Find $P(X=Y)$ if $X$ and $Y$ are independent random variables with same geometric distribution If $X$ and $Y$ are independent random variables with the same geometric distribution with parameter $p$, find:
$P(X = Y)$ and $P(X \geq Y)$
I have done the joint distribution table of both variables and found, with some sums, these results, but I don't find in books some confirmation of my procedures:
1) $\frac{p}{2-p}$ 
2) $\frac{1}{2-p}$
 A: *

*For the first: you have
$$
\mathbb{P}\{X=Y\} = \mathbb{P}\bigcup_{k=1}^\infty \{X=Y=k\} =  \sum_{k=1}^\infty \mathbb{P}\{X=Y=k\} = \sum_{k=1}^\infty \mathbb{P}\{X=k\} \cdot \mathbb{P}\{Y=k\} 
$$
the second equality since the events are disjoint; the last equality by independence of $X,Y$. Using the pmf of the Geometric distribution, we get
$$
\mathbb{P}\{X=Y\} = \sum_{k=1}^\infty p(1-p)^{k-1}\cdot p(1-p)^{k-1} = p^2 \sum_{k=0}^\infty (1-p)^{2k} = \frac{p^2}{1-(1-p)^2} = \boxed{\frac{p}{2-p}}
$$
where to compute the sum we used the expression of a geometric series.
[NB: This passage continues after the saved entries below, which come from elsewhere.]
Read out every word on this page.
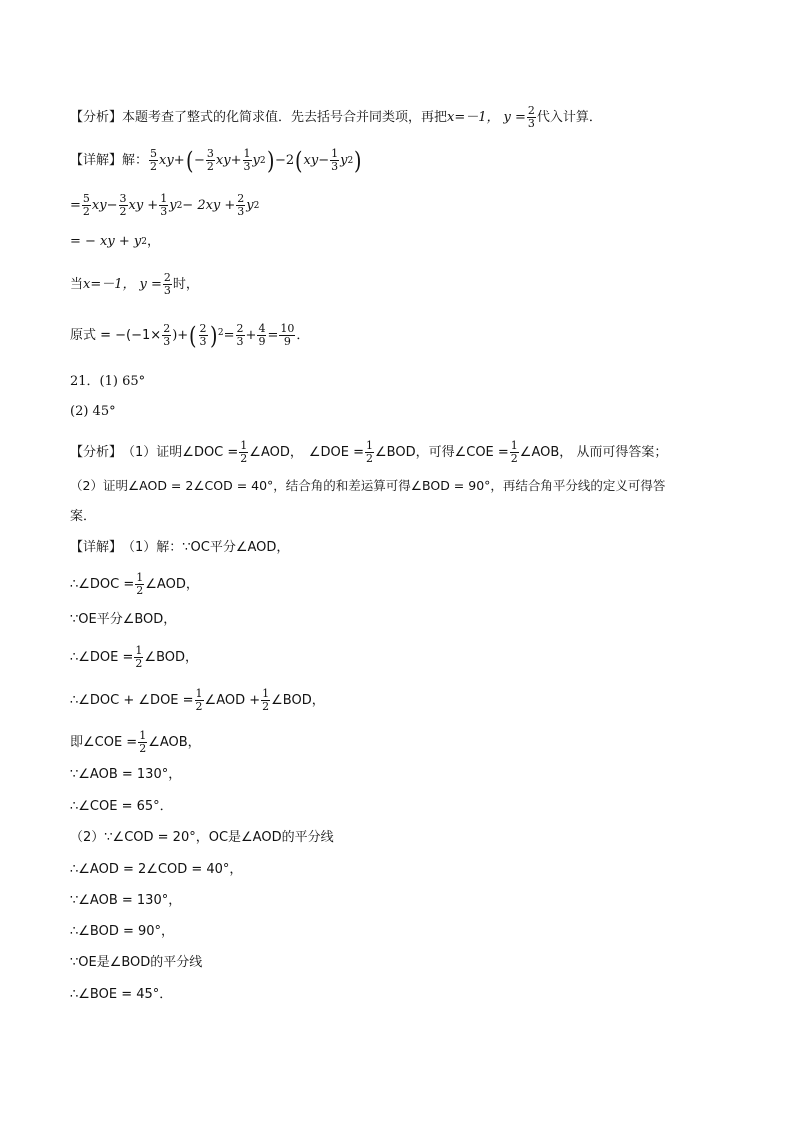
【分析】 本题考查了整式的化简求值．先去括号合并同类项，再把 x=－1， $y = \frac{2}{3}$ 代入计算．
【详解】 解： $\frac{5}{2}$ xy + ( − $\frac{3}{2}$ xy + $\frac{1}{3}$ y 2 ) − 2 ( xy − $\frac{1}{3}$ y 2 )
= $\frac{5}{2}$ xy − $\frac{3}{2}$ xy + $\frac{1}{3}$ y $2 - 2xy + \frac{2}{3}$ y 2
= − xy + y 2 ，
当 x=－1， $y = \frac{2}{3}$ 时，
原式 = $-(-1\times \frac{2}{3}$ )+ ( $\frac{2}{3}$ ) $2 = \frac{2}{3} + \frac{4}{9} = \frac{10}{9}$ ．
21．(1) 65°
(2) 45°
【分析】 （1）证明∠DOC = $\frac{1}{2}$ ∠AOD， ∠DOE = $\frac{1}{2}$ ∠BOD，可得∠COE = $\frac{1}{2}$ ∠AOB， 从而可得答案；
（2）证明∠AOD = 2∠COD = 40°，结合角的和差运算可得∠BOD = 90°，再结合角平分线的定义可得答
案．
【详解】 （1）解：∵OC平分∠AOD，
∴∠DOC = $\frac{1}{2}$ ∠AOD，
∵OE平分∠BOD，
∴∠DOE = $\frac{1}{2}$ ∠BOD，
∴∠DOC + ∠DOE = $\frac{1}{2}$ ∠AOD + $\frac{1}{2}$ ∠BOD，
即∠COE = $\frac{1}{2}$ ∠AOB，
∵∠AOB = 130°，
∴∠COE = 65°．
（2）∵∠COD = 20°，OC是∠AOD的平分线
∴∠AOD = 2∠COD = 40°，
∵∠AOB = 130°，
∴∠BOD = 90°，
∵OE是∠BOD的平分线
∴∠BOE = 45°．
*For the second, we can do something a bit more "fun": note that
$$
\mathbb{P}\{X\geq Y\} = \mathbb{P}\{X = Y\} + \mathbb{P}\{X > Y\} \tag{1}
$$
and that $\mathbb{P}\{X > Y\} = \mathbb{P}\{X < Y\}$ by symmetry (Why?). Since 
$$
1 = \mathbb{P}\{X = Y\} + \mathbb{P}\{X > Y\} + \mathbb{P}\{X < Y\} \tag{2}
$$
(Why?) we thus get
$$
\mathbb{P}\{X > Y\} = \frac{1-\mathbb{P}\{X = Y\}}{2}
$$ 
and therefore by (1)
$$
\mathbb{P}\{X\geq Y\} =  \mathbb{P}\{X = Y\}+\frac{1-\mathbb{P}\{X = Y\}}{2} = \frac{1+\mathbb{P}\{X = Y\}}{2}
$$
which you can compute given the first part:
$$
\frac{1+\frac{p}{2-p}}{2} = \boxed{\frac{1}{2-p}}\,.
$$
A: Write $q=1-p$
a)
$$P(X=Y) = \sum _{n=1}^{\infty}P((X=n)\cap (Y=n)) $$
$$ =\sum _{n=1}^{\infty}P(X=n)P(Y=n) $$
$$ =\sum _{n=1}^{\infty}q^{n-1}p q^{n-1}p  =p^2\sum _{n=0}^{\infty}q^{2n} $$
$$ = p^2{1\over 1-q^2}= {p\over 1+q} = {p\over 2-p}$$

b)
$$P(X\geq Y) = \sum _{n=1}^{\infty}\sum _{k=1}^nP((X=n)\cap (Y=k)) $$
$$ =\sum _{n=1}^{\infty}P(X=n)\sum _{k=1}^nP(Y=k) $$
$$ =\sum _{n=1}^{\infty}q^{n-1}p \sum _{k=1}^nq^{k-1}p  =p^2\sum _{n=0}^{\infty}q^{n-1}\sum _{k=0}^{n-1}q^{k} $$
$$  =p^2\sum _{n=0}^{\infty}q^{n}{1-q^{n}\over 1-q} $$
$$  =p\sum _{n=0}^{\infty}q^{n}(1-q^{n}) $$
$$  =p\Big(\sum _{n=0}^{\infty}q^{n}-\sum _{n=0}^{\infty}q^{2n}\Big) $$
$$ = p({1\over 1-q}-{1\over 1-q^2}) = 1 - {1\over 1+q} = {q\over 1+q}$$